Securities held by a Foreign Institutional Investor which has invested in such securities in accordance with the regulations made under the Securities and Exchange Board of India Act, 1992 will always be treated as capital asset, hence, such securities cannot be treated as stock-in-trade.
- Personal effects of a person such as movable property, wearing apparels and furniture held for personal use, by a person or for use by any member of his family dependent on him. There are some exceptions too: Jewellery, archaeological collections, drawings, paintings, sculptures, or any work of art are not treated as personal effects and, hence, are included in the definition of capital assets.
- Agricultural Land in India, but not being a land situated within jurisdiction of municipality, notified area committee, town area committee, cantonment board and which has a population of not less than 10,000; Within range of following distance measured aerially from the local limits of any municipality or cantonment board:
A. Not being more than 2 KMs, if population of such area is more than 10,000 but not exceeding 1 lakh;
B. Not being more than 6 KMs , if population of such area is more than 1 lakh but not exceeding 10 lakhs; or
C. Not being more than 8 KMs , if population of such area is more than 10 lakhs.

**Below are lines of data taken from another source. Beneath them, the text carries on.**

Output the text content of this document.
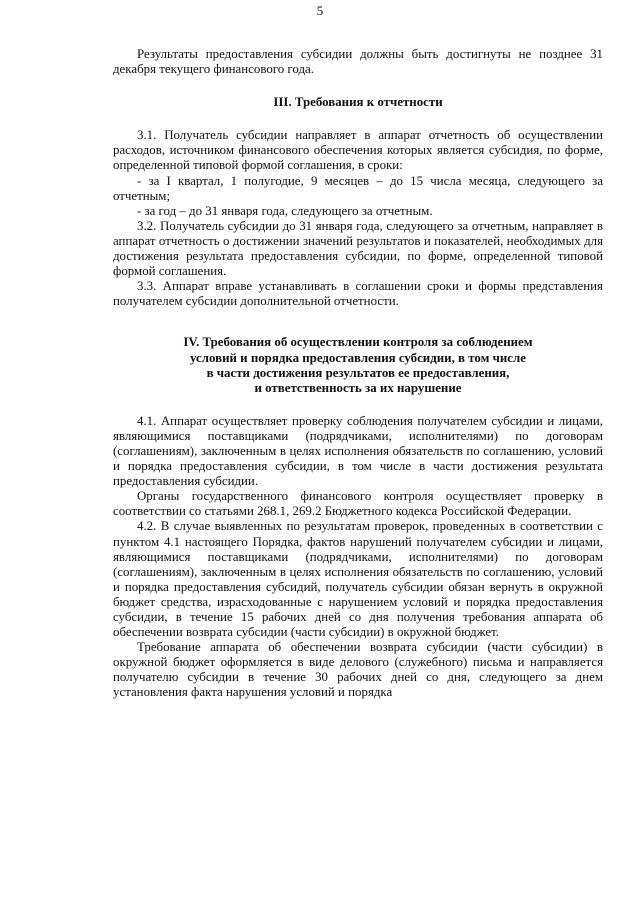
5

Результаты предоставления субсидии должны быть достигнуты не позднее 31 декабря текущего финансового года.

III. Требования к отчетности

3.1. Получатель субсидии направляет в аппарат отчетность об осуществлении расходов, источником финансового обеспечения которых является субсидия, по форме, определенной типовой формой соглашения, в сроки:

- за I квартал, 1 полугодие, 9 месяцев – до 15 числа месяца, следующего за отчетным;

- за год – до 31 января года, следующего за отчетным.

3.2. Получатель субсидии до 31 января года, следующего за отчетным, направляет в аппарат отчетность о достижении значений результатов и показателей, необходимых для достижения результата предоставления субсидии, по форме, определенной типовой формой соглашения.

3.3. Аппарат вправе устанавливать в соглашении сроки и формы представления получателем субсидии дополнительной отчетности.

IV. Требования об осуществлении контроля за соблюдением
условий и порядка предоставления субсидии, в том числе
в части достижения результатов ее предоставления,
и ответственность за их нарушение

4.1. Аппарат осуществляет проверку соблюдения получателем субсидии и лицами, являющимися поставщиками (подрядчиками, исполнителями) по договорам (соглашениям), заключенным в целях исполнения обязательств по соглашению, условий и порядка предоставления субсидии, в том числе в части достижения результата предоставления субсидии.

Органы государственного финансового контроля осуществляет проверку в соответствии со статьями 268.1, 269.2 Бюджетного кодекса Российской Федерации.

4.2. В случае выявленных по результатам проверок, проведенных в соответствии с пунктом 4.1 настоящего Порядка, фактов нарушений получателем субсидии и лицами, являющимися поставщиками (подрядчиками, исполнителями) по договорам (соглашениям), заключенным в целях исполнения обязательств по соглашению, условий и порядка предоставления субсидий, получатель субсидии обязан вернуть в окружной бюджет средства, израсходованные с нарушением условий и порядка предоставления субсидии, в течение 15 рабочих дней со дня получения требования аппарата об обеспечении возврата субсидии (части субсидии) в окружной бюджет.

Требование аппарата об обеспечении возврата субсидии (части субсидии) в окружной бюджет оформляется в виде делового (служебного) письма и направляется получателю субсидии в течение 30 рабочих дней со дня, следующего за днем установления факта нарушения условий и порядка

IT department says, "The population is to be considered according to the figures of last preceding census of which relevant figures have been published before the first day of the year."
- 6½% Gold Bonds, 1977 or 7% Gold Bonds, 1980 or National Defence Gold Bonds, 1980 issued by the Central Government.

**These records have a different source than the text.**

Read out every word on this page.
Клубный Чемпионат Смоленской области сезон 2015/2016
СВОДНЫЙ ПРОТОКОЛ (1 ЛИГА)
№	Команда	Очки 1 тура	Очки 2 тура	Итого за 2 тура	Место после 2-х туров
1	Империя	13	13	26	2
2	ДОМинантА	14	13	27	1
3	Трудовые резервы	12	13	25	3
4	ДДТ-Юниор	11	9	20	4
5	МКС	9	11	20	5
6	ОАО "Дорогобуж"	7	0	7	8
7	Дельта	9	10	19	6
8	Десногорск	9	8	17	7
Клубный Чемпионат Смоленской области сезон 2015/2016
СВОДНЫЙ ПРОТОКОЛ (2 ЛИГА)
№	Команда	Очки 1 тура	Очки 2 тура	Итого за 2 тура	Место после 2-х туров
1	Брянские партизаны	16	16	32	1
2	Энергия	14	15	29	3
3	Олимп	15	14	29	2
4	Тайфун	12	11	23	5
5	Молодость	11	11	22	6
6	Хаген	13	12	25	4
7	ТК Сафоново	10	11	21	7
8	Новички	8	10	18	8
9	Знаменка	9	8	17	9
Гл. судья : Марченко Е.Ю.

- Special Bearer Bonds, 1991, issued by the Central Government
- Gold Deposit Bonds issued under Gold Deposit Scheme, 1999.
- Deposit certificates issued under the Gold Monetisation Scheme, 2015.
Capital Gains Exempted under Section 10 of Income Tax Act
The Section 10 of Income Tax Act lists out incomes that are exempt from tax. These are:
- Section 10(33): Long-term or short-term capital gain arising on transfer of units of Unit Scheme, 1964 (US 64) referred to in Schedule I to the Unit Trust of India (Transfer of Undertaking and Repeal) Act, 2002 (58 of 2002) and where the transfer of such asset takes place on or after 1-4-2002.
- Section 10(37): An individual or Hindu Undivided Family (HUF) can claim exemption in respect of capital gain arising from the transfer of agricultural land situated in an urban area by way of compulsory acquisition under any law or a consideration for such transfer is determined or approved by the Central Government or the Reserve Bank of India. This exemption is available if the land was used by the taxpayer (or by his parents in the case of an individual) for agricultural purposes for a period of 2 years immediately preceding the date of its transfer. Such income has arisen from the compensation or consideration for such transfer received by an assessee on or after the 1st day of April, 2004.
Tax exemption: Capital Gain vs Capital Losses
We all know that tax needs to be paid on any short term or long term capital gains. But very few know that capital losses can be balanced off against gains. For example: If you make a a long-term capital gain of Rs 30 lakh by selling property and long-term capital loss of 10 lakh by selling stocks, then the total taxable amount for you would be Rs 12 lakh.